Scroll down to see screenshots of all the publisher ‘consent or pay’ pop-ups
The pop-ups do not yet appear to have rolled out on other major Reach titles such as the Daily Star, Manchester Evening News and Liverpool Echo.
Why are publishers rolling out ‘consent or pay’ pop-ups?
Third-party cookies help marketers target more relevant adverts to consumers, which makes users who consent to them much more valuable than those who are effectively anonymous (although some publishers including Reach itself through its Mantis tool are getting around this issue by increasing their use of contextual advertising).
Rising consumer concerns around internet privacy, and the requirement that publishers easily allow readers to opt-out of cookies, have seen the number of people accepting them drop substantially. The Guardian estimated last year that one-third of readers were declining cookies, making it harder to sell the advertising that helps sustain many news publishers.
Consent or pay strategies seek to address this challenge by asking users to put a price on their privacy.
In March UK information watchdog the Information Commissioner’s Office called for views on the consent or pay model, saying that while “in principle data protection law does not prohibit” the approach, “any organisation considering such a model must be careful to ensure that consent to processing of personal information for personalised advertising has been freely given” – effectively meaning the price should not be so high that people feel they have no choice but to agree to give their data away.
In response to the publishers introducing the model, Stephen Bonner, the deputy commissioner of regulatory supervision at the Information Commissioner’s Office, said: “We expect all websites using advertising cookies or similar technologies to give people a fair choice over whether they consent to the use of such technologies, and our cookie compliance work includes ongoing engagement with some sections of the news media.
“We are aware several news outlets have now moved to a ‘consent or pay’ business model. We ran a call for views on these models in early 2024 and towards the end of the year will be publishing updates on the ICO’s position. In the meantime, we’ll continue to monitor the implementation of new approaches.”

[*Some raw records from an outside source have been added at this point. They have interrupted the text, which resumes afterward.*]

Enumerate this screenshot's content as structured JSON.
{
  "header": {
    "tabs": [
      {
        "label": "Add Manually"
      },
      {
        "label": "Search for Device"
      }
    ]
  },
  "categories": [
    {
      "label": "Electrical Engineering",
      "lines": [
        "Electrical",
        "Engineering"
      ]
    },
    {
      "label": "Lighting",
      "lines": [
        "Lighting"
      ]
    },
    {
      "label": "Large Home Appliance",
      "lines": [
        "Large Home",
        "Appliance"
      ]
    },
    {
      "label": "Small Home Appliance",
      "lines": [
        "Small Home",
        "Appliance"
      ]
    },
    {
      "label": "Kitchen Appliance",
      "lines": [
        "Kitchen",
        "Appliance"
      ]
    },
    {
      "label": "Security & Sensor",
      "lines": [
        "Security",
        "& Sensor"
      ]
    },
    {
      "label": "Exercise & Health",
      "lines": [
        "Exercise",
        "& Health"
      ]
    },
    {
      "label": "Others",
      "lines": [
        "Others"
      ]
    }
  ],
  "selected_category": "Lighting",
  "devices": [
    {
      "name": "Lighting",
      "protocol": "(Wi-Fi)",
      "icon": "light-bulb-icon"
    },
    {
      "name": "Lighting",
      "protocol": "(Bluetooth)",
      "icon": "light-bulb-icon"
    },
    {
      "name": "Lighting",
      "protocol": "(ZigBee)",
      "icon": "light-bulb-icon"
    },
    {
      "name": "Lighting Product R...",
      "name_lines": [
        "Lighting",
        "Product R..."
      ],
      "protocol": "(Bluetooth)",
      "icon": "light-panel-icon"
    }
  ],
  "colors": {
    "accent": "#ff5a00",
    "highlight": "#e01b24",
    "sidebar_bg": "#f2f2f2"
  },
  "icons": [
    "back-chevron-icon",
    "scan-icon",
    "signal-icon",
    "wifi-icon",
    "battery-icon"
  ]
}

The future of third-party cookies had been in significant doubt until this week because of Google’s long-mooted plan to phase the tool out on its dominant Chrome web browser. On Monday the company announced it had changed tack and would instead offer Google Chrome users more control over their data through “an informed choice that applies across their web browsing”. However this has raised concerns among some in the industry that most users may simply opt out of cookies anyway, in the process throttling publisher ad revenue.